At some point they have to show investors the money. They have done an amazing job, but with margins that thin, competition heating up, and being on the wrong PR side of the Hachette debacle, they are not immune forever to a large-scale pull-out. If they don’t decide what company they really want to be (IT or retail), this seems more and more likely.

larry

Said it in the past: public cloud makes no money b/c they have to constantly cut the price to compete w/ other vendors. The end result is a price war that no one can profit. They need to offer some kinda unique services to edge out otherwise they’d go the way of PC OEMs – perennial price war and little profit.

Justin Cormack

Instagram left AWS this quarter to go in house at Facebook, probably was a decent chunk of revenue.

Barb Darrow

i’m sure it was….i think even if you plan to stay w/ aws you’d be nuts not to use goog or msft as a lever to get better t&cs from aws.

Cloud Insider

Nah. AWS has many customers much larger. Instagram revenue loss doesn’t impact much at all in terms of %. The reason is because of the massive price cuts that went into effect early April. Adoption continues to increase, but a 30-50% price cut does have an impact.

mreferre

> Adoption continues to increase, but a 30-50% price cut does have an impact.

Is that a good or a bad thing for AWS? :)

Cloud Insider

It is a good thing. Gotta have long term thinking. Cloud is the market of the future. It is still early stages. It is critical to grab market share (while still staying profitable as a BU). Also the price pressure will drive the legacy vendors with higher cost basis out of the market. So over the long term imo it is good for AWS (and GCE). Not good for the rest that have higher costs and can’t keep up with the price cuts.

mreferre

Yes but in a price war to the bottom you can’t go below 0 and even at 0 you are not making a lot of profits as a BU. Surely this could be the foundation to sell higher value services but if you make 0$ out of EC2/S3 it isn’t like all the remaining 30 services AWS has are giving you a lot of profits either (today). For the records this is the same problem/opportunity VMware has with vSphere.

Cloud Insider

Not zero. But, as Jassy has said earlier, yes, AWS does like low margin, high volume businesses. AWS is comfortable with it. AWS has some unique advantages (low cost basis, long term culture etc) that positions it well to succeed in such businesses.

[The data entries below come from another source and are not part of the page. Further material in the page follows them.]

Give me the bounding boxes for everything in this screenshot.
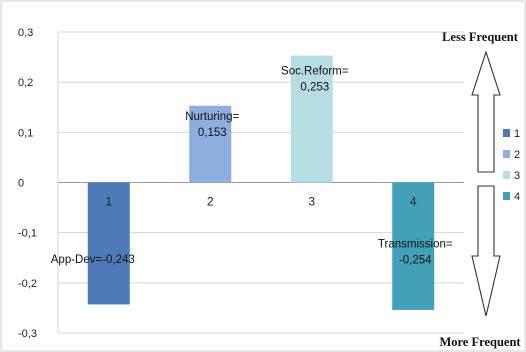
y-tick-label: -0,3 bbox=[18, 328, 37, 340]
bars bbox=[87, 55, 435, 310]
bar-2 bbox=[189, 105, 232, 183]
legend-label: 2 bbox=[514, 149, 520, 161]
data-labels: App-Dev=-0,243 Nurturing= 0,153 Soc.Reform=… bbox=[51, 66, 453, 267]
bar-1 bbox=[87, 182, 130, 305]
legend-swatch bbox=[503, 171, 510, 179]
legend-label: 1 bbox=[514, 128, 520, 140]
data-label: Nurturing= 0,153 bbox=[185, 111, 239, 139]
more-frequent-label: More Frequent bbox=[439, 335, 521, 349]
x-axis-tick-labels: 1 2 3 4 bbox=[105, 195, 417, 209]
y-tick-label: 0 bbox=[18, 178, 24, 190]
bar-4 bbox=[392, 182, 435, 310]
data-label: Transmission= -0,254 bbox=[378, 239, 453, 267]
x-tick-label: 3 bbox=[308, 195, 315, 209]
legend-label: 3 bbox=[514, 170, 520, 182]
legend-swatch bbox=[503, 129, 510, 137]
x-tick-label: 4 bbox=[410, 195, 417, 209]
y-tick-label: -0,2 bbox=[18, 278, 37, 290]
y-tick-label: 0,1 bbox=[18, 127, 33, 139]
legend-label: 4 bbox=[514, 191, 520, 203]
frequency-arrow bbox=[471, 50, 501, 317]
down-arrow-icon bbox=[471, 185, 501, 317]
up-arrow-icon bbox=[471, 50, 501, 173]
y-tick-label: 0,2 bbox=[18, 77, 33, 89]
x-tick-label: 2 bbox=[207, 195, 214, 209]
y-tick-label: -0,1 bbox=[18, 228, 37, 240]
legend-swatch bbox=[503, 192, 510, 200]
less-frequent-label: Less Frequent bbox=[442, 30, 519, 44]
bar-3 bbox=[290, 55, 333, 183]
x-tick-label: 1 bbox=[105, 195, 112, 209]
legend: 1 2 3 4 bbox=[503, 128, 520, 203]
y-axis-tick-labels: 0,3 0,2 0,1 0 -0,1 -0,2 -0,3 bbox=[18, 27, 37, 340]
legend-swatch bbox=[503, 150, 510, 158]
data-label: Soc.Reform= 0,253 bbox=[281, 66, 349, 94]
data-label: App-Dev=-0,243 bbox=[51, 254, 135, 266]
y-tick-label: 0,3 bbox=[18, 27, 33, 39]
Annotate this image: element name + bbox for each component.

I don’t think VMWare is setup to compete in this type of low margin/high volume business. It requires high end hardware (leading to high cost basis) even to match AWS’s reliability and durability, and unlike Amazon, VMW stock will get slaughtered if it does not continue to generate high profits. Neither are most legacy tech vendors (IBM, HP etc) setup to compete in this market.

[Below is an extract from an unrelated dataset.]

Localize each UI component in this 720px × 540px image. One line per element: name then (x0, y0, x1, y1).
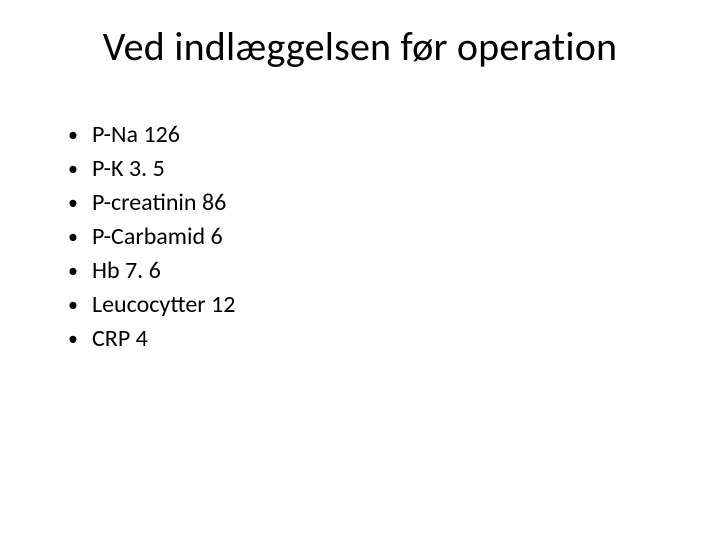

Imo it is good to have some unique advantages that positions a company well to continue to be the leader in the hottest growth market in IT for the foreseeable future.

jhesr

You do realize that Amazon will not be allowed to go on making zero or negative profits forever? I’m not sure I would consider the currently passive AMZN shareholder as a strategic advantage. With a P/E of 500+ if revenue growth slows down to even 10% per quarter it would be a disaster.

mreferre

IMO Amazon’s challanges to win in the Enterprise aren’t any less than the VMware challanges to win in the “cloud native” space.

I disagree wih “[VMware] requires high end hardware (leading to high cost basis) even to match AWS’s reliability and durability, and unlike Amazon”

But I do agree with “VMW stock will get slaughtered if it does not continue to generate high profits” (albeit the -10% of the AWS stock at the opening on Friday sends the message that investors’ patient may be over).

It’s ok to agree to disagree…. after all we are both biased (we should disclose that).